Book Review: The Happy Lawyer

This is a picture of where my “office” was yesterday: I’m on retreat, spending lots of time outside reading, writing, and thinking about my business.  Here’s a link to a post I wrote last year describing how you might engage in your own retreat, to review and evaulate how your practice is running and how it might work better.  I highly recommend an annual professional retreat, whether you choose to leave town or just spend a few hours in a closed-door session.

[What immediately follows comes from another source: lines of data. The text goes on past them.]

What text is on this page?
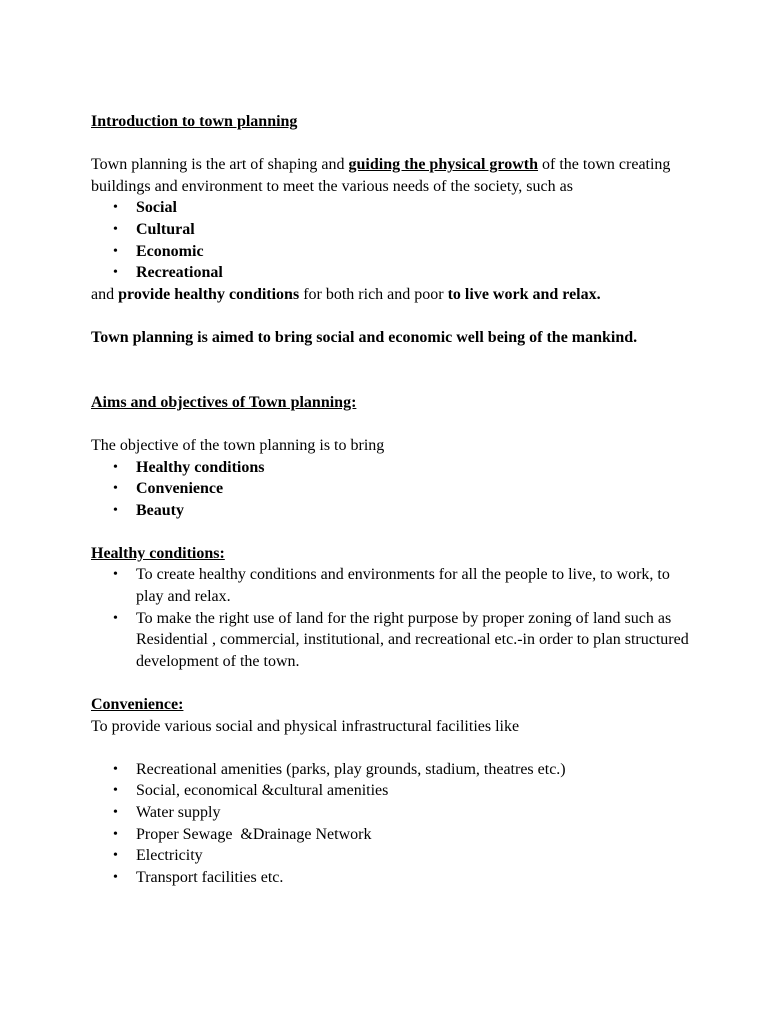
Introduction to town planning

Town planning is the art of shaping and guiding the physical growth of the town creating buildings and environment to meet the various needs of the society, such as

• Social
• Cultural
• Economic
• Recreational

and provide healthy conditions for both rich and poor to live work and relax.

Town planning is aimed to bring social and economic well being of the mankind.

Aims and objectives of Town planning:

The objective of the town planning is to bring

• Healthy conditions
• Convenience
• Beauty

Healthy conditions:

• To create healthy conditions and environments for all the people to live, to work, to play and relax.
• To make the right use of land for the right purpose by proper zoning of land such as Residential , commercial, institutional, and recreational etc.-in order to plan structured development of the town.

Convenience:

To provide various social and physical infrastructural facilities like

• Recreational amenities (parks, play grounds, stadium, theatres etc.)
• Social, economical &cultural amenities
• Water supply
• Proper Sewage  &Drainage Network
• Electricity
• Transport facilities etc.
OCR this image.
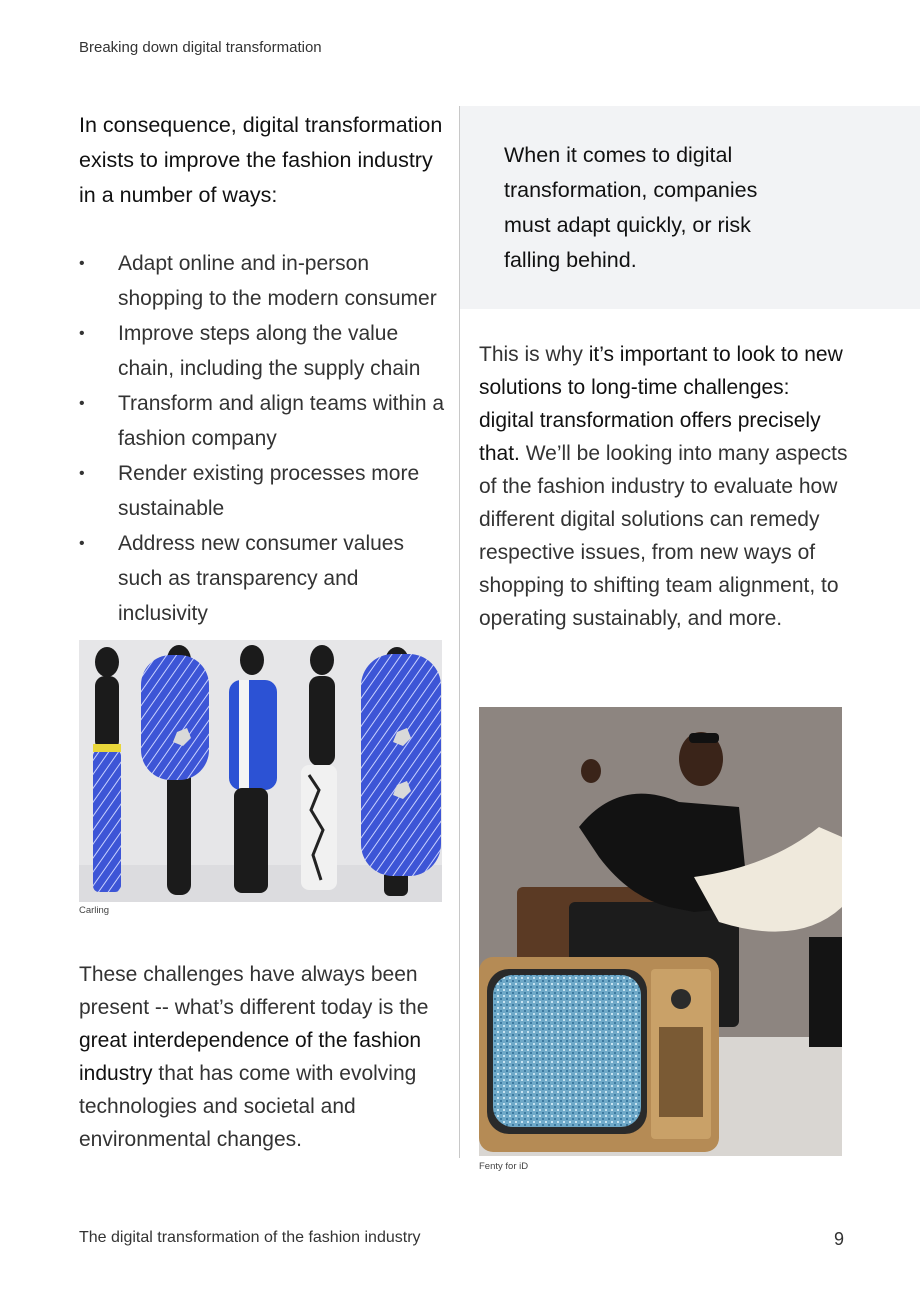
Breaking down digital transformation
In consequence, digital transformation exists to improve the fashion industry in a number of ways:
• Adapt online and in-person shopping to the modern consumer
• Improve steps along the value chain, including the supply chain
• Transform and align teams within a fashion company
• Render existing processes more sustainable
• Address new consumer values such as transparency and inclusivity
When it comes to digital transformation, companies must adapt quickly, or risk falling behind.
This is why it’s important to look to new solutions to long-time challenges: digital transformation offers precisely that. We’ll be looking into many aspects of the fashion industry to evaluate how different digital solutions can remedy respective issues, from new ways of shopping to shifting team alignment, to operating sustainably, and more.
Carling
These challenges have always been present -- what’s different today is the great interdependence of the fashion industry that has come with evolving technologies and societal and environmental changes.
Fenty for iD
The digital transformation of the fashion industry	9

The book you see on yesterday’s “desk” is The Happy Lawyer by Larry Schreiter.  I’d been wanting to read it because of its description, “How to gain more satisfaction, suffer less stress, and enjoy higher earnings in your law practice.”  Who doesn’t want that?  The book is a quick 188-page read, full of exercises to help clarify the practice and the clients that will allow you to create a satisfying practice.  It then continues with suggestions on how to create that practice once you’ve identified it, how to attract the clients who will appreciate your efforts, and how to engage in a happy practice.  The bottom line is not terribly surprising, though I like the way it’s presented: to be a happy lawyer, figure out what you like about practice and then find ways to get more of that.

The exercises are the backbone of the book: there’s little point in purchasing this book unless you intend to complete  them.  Certain key concepts are identified, such as finding the “Seeds of Satisfaction,” “YES! Clients,” and “Arena of Preeminence,” but since every lawyer will find different parts of practice satisfying, different kinds of clients fulfilling, and different areas of expertise appealing, there are no shortcuts to the answers.  If you’ve ever considered coaching to support your developing a satisfying practice, this book is a nice middle ground.  Similarly, if you’ve purchased this or a similar book and not done the exercises (which are important, but not urgent), you might consider engaging a coach to help provide accountability and reflection so you can get to your answers.